Znaleziono ciało poszukiwanego od stycznia geologa
Znalezione w niedzielę w rzece Narew zwłoki to ciało poszukiwanego od stycznia 26-letniego geologa z Wielkopolski - poinformowała szefowa Prokuratury Rejonowej Białystok Urszula Sieńczyło. Mężczyznę rozpoznała rodzina, przy zwłokach były też dokumenty tożsamości.
- Przeprowadzona sekcja zwłok wykazała, że przyczyną śmierci geologa było utonięcie - dodała prokurator.

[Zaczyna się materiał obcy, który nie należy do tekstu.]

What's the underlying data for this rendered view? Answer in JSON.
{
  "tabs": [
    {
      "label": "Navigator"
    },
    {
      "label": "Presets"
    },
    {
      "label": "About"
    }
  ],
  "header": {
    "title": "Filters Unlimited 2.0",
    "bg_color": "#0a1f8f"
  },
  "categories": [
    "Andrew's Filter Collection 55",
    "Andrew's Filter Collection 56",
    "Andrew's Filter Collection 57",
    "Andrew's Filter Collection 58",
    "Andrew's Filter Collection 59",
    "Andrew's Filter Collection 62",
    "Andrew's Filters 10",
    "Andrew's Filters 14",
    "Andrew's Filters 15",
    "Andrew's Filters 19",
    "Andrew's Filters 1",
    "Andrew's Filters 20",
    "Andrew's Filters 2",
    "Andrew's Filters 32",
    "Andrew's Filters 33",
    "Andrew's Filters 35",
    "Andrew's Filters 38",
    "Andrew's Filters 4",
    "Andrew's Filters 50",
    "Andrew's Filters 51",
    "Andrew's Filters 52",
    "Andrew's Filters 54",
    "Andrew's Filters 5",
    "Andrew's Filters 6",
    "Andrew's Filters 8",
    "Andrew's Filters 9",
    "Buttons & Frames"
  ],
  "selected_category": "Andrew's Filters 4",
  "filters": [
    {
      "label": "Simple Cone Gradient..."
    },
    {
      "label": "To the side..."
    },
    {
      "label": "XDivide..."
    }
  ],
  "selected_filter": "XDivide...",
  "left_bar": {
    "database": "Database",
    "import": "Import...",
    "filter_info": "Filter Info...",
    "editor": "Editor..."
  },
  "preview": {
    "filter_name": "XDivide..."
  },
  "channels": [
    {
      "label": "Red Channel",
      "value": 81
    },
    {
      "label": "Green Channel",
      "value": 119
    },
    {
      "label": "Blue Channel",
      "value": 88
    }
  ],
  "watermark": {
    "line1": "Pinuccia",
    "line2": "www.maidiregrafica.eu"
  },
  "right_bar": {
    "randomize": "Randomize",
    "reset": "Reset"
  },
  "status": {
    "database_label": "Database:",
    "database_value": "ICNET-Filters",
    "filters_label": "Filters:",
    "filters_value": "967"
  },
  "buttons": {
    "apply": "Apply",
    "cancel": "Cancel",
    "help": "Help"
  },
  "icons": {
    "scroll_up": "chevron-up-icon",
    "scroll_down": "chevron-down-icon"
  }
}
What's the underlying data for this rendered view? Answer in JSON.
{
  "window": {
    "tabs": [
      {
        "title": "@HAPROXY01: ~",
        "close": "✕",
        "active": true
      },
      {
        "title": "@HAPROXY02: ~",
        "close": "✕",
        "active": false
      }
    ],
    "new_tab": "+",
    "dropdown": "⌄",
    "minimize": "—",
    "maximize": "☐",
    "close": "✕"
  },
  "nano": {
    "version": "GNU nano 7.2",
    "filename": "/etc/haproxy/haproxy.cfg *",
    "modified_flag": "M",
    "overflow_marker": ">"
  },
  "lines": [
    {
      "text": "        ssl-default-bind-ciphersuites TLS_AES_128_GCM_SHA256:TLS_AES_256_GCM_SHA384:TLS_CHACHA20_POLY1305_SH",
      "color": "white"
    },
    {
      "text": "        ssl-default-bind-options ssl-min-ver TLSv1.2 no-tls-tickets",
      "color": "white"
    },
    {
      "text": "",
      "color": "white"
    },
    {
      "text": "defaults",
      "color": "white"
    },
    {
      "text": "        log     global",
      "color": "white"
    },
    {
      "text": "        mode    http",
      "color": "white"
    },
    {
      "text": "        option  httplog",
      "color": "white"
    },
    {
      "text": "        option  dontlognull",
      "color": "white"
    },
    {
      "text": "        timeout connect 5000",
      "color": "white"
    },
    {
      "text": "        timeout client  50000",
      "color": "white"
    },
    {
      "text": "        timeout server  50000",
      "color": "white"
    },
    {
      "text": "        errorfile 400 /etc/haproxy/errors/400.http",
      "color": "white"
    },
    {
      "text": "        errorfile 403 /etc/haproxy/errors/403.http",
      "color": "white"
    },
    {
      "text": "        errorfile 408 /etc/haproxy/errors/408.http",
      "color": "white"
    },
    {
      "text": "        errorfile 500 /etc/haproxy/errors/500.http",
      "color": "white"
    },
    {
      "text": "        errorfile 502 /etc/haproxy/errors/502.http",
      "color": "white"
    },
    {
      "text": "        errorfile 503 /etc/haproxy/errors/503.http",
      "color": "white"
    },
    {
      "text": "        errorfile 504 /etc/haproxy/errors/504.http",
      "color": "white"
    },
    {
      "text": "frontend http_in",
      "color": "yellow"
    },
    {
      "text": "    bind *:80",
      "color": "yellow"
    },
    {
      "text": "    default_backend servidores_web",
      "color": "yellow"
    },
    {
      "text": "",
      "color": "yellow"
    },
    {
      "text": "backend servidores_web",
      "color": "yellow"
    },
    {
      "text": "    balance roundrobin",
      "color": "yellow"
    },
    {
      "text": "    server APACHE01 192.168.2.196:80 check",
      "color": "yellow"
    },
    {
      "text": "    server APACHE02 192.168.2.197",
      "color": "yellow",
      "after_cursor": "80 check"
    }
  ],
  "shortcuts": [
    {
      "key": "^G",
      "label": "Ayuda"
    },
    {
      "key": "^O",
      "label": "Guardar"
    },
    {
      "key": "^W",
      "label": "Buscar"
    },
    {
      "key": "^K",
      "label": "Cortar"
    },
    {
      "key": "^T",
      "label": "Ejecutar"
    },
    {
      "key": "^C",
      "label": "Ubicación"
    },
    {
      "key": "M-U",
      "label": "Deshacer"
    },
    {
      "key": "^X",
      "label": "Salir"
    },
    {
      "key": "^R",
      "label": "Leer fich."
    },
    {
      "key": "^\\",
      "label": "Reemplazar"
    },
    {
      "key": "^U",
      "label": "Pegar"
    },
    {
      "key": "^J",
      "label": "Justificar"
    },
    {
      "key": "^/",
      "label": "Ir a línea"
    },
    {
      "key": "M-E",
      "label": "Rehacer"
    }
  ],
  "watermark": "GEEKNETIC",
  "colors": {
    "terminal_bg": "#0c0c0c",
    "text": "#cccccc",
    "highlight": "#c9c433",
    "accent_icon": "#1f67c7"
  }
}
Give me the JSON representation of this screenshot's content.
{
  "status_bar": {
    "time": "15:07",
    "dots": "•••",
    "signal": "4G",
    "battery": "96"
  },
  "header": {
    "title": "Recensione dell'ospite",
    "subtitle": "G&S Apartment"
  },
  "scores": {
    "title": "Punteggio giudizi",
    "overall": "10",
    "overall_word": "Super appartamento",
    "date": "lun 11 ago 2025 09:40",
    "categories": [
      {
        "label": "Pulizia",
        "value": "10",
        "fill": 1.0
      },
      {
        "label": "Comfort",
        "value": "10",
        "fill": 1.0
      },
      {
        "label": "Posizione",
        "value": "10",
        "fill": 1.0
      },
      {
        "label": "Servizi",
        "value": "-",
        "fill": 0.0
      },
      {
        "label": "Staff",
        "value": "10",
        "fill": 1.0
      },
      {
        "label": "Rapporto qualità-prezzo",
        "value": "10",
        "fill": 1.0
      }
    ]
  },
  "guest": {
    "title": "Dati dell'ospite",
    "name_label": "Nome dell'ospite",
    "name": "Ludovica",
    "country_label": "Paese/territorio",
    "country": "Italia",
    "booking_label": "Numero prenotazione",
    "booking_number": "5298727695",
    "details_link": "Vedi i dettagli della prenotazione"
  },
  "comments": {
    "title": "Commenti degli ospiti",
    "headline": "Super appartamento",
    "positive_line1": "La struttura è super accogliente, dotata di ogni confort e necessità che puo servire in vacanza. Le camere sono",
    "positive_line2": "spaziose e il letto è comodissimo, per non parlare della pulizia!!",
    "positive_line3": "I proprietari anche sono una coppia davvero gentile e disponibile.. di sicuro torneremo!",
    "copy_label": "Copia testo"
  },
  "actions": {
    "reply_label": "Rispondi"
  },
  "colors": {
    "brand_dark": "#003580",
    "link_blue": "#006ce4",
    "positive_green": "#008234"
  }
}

Na ciele nie było żadnych obrażeń.
Rodzina rozpoznała zaginionego, gdyż - jak powiedziała prokurator - jego twarz była dobrze zachowana. Został też rozpoznany po charakterystycznych cechach anatomicznych kośćca. Przy zwłokach były też dokumenty tożsamości, a także dokumenty wozu, którym geolog jechał wraz z kolegą, zanim obaj zaginęli. Na wszelki wypadek zabezpieczono do analiz materiał DNA.
Wrak terenowego auta z wiertnicą, którym jechali obaj geolodzy, wraz z ciałem 23-latka znaleziono w styczniu w rzece Narew między Rzędzianami a Radulami. Sekcja zwłok 23-latka również wykazała, że przyczyną jego śmierci było utonięcie. Nie było wiadomo co się stało z jego kolegą. Ze względu na bardzo niskie temperatury przerwano wówczas poszukiwania drugiego geologa.
Jego ciało znaleziono w niedzielę. Zauważył je na rozlewiskach Narwi myśliwy pływający po rzece łódką. Było to między miejscowościami Żółtki i Złotoria, około 1 km za jazem na rzece.
Prokuratura Rejonowa Białystok prowadzi śledztwo związane z tym zdarzeniem. Jak powiedziała prokurator Sieńczyło, toczy się ono pod kątem nieszczęśliwego wypadku drogowego, choć materiał zbierany był szerzej. Jeszcze nie wiadomo, kiedy śledztwo się zakończy i czy będzie umorzone, choć jak zaznaczyła prokurator, nic nie wskazuje na to, by do śmierci geologów przyczynił się ktoś z zewnątrz.